Turismo macabro em Londres: roteiros sobre Jack, o Estripador geram protestos de moradores

O fascínio turístico em torno de Jack, o Estripador, assassino em série que aterrorizou Londres em 1888, tem provocado incômodo e protestos entre os moradores do bairro de Whitechapel, palco dos crimes.

LONDRES — Apesar da brutalidade dos assassinatos — pelo menos cinco mulheres foram mortas com extrema violência —, o caso virou uma das atrações mais rentáveis do turismo na capital britânica, com dezenas de roteiros noturnos conduzidos por guias fantasiados e lojas temáticas.

Às 20h, não é incomum ver grupos disputando espaço em pontos como a Praça Mitre, onde Catherine Eddowes foi encontrada morta com o rosto mutilado. A concorrência entre os guias chega ao ponto de confrontos físicos, segundo relatos de profissionais da área.

Críticas crescem quanto ao tom dos passeios, que muitas vezes fazem piadas com as mortes ou exibem imagens gráficas das vítimas.

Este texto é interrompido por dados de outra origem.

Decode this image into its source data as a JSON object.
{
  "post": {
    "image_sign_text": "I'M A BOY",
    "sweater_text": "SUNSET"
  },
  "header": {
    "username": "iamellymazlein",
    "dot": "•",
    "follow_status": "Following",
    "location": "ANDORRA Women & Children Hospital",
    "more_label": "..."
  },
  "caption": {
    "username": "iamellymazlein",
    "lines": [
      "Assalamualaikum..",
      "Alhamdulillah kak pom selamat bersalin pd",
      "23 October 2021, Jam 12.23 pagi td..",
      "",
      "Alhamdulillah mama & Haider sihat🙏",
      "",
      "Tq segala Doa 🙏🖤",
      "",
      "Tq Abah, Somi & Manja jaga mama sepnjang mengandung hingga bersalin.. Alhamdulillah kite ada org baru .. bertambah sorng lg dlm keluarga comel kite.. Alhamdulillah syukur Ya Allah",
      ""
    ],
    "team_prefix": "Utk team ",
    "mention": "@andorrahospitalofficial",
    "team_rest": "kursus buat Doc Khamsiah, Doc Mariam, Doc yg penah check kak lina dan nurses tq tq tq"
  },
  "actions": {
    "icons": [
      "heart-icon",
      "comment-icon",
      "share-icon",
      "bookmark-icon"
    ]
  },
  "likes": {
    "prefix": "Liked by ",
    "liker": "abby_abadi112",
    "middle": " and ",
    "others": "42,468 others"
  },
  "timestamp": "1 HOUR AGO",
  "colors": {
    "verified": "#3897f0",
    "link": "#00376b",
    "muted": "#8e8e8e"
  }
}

Jessica O’Neil, ex-guia dos tours e hoje crítica do formato, lembra de colegas que projetavam fotos de cenas de crime em muros e tocavam trilhas de filmes de terror nos locais dos assassinatos. “Se não mostramos o corpo de vítimas atuais, por que é aceitável mostrar o delas?”, questiona.

Moradores relatam desconforto diário com o que chamam de “turismo do horror”. O blogueiro e guia The Gentle Author conta que vizinhos chegaram a se mudar por não conseguirem conviver com grupos circulando pelas ruas fazendo piadas sobre mutilações. Para tentar mudar a narrativa, ele passou a oferecer passeios focados na história social do East End, bairro marcado por imigração e luta da classe trabalhadora.

Desde a abertura do Jack the Ripper Museum em 2015 — prometido como um espaço de celebração das mulheres do bairro, mas inaugurado com foco quase exclusivo no assassino — os protestos se intensificaram. A resposta veio com a criação do East End Women’s Museum, voltado a preservar a memória das vítimas e da história feminina local.

A guia Charlotte Everitt, da Rebel Tours, tenta oferecer uma abordagem mais sensível: “Criamos um tour alternativo que pergunta: e as mulheres? Mas o interesse comercial ainda está na figura do assassino. Ele foi romantizado e transformado em um personagem cultural.”

Especialistas como Philip Stone, do Dark Tourism Institute, alertam para os riscos da chamada “turismo sombrio” ao ultrapassar os limites entre história e entretenimento. “Jack, o Estripador, virou um símbolo pop, mas é preciso lembrar: ele não era ficção. Ele matou pessoas reais”, afirma.

Enquanto isso, o comércio local continua lucrando: lojas como Jack the Clipper, Jack the Chipper e até o “Jacket the Ripper” usam o nome do assassino como chamariz. O museu, que não respondeu às críticas, destaca suas boas avaliações no TripAdvisor.

O debate segue em aberto: até onde vai o direito à memória — e onde começa a exploração insensível da dor?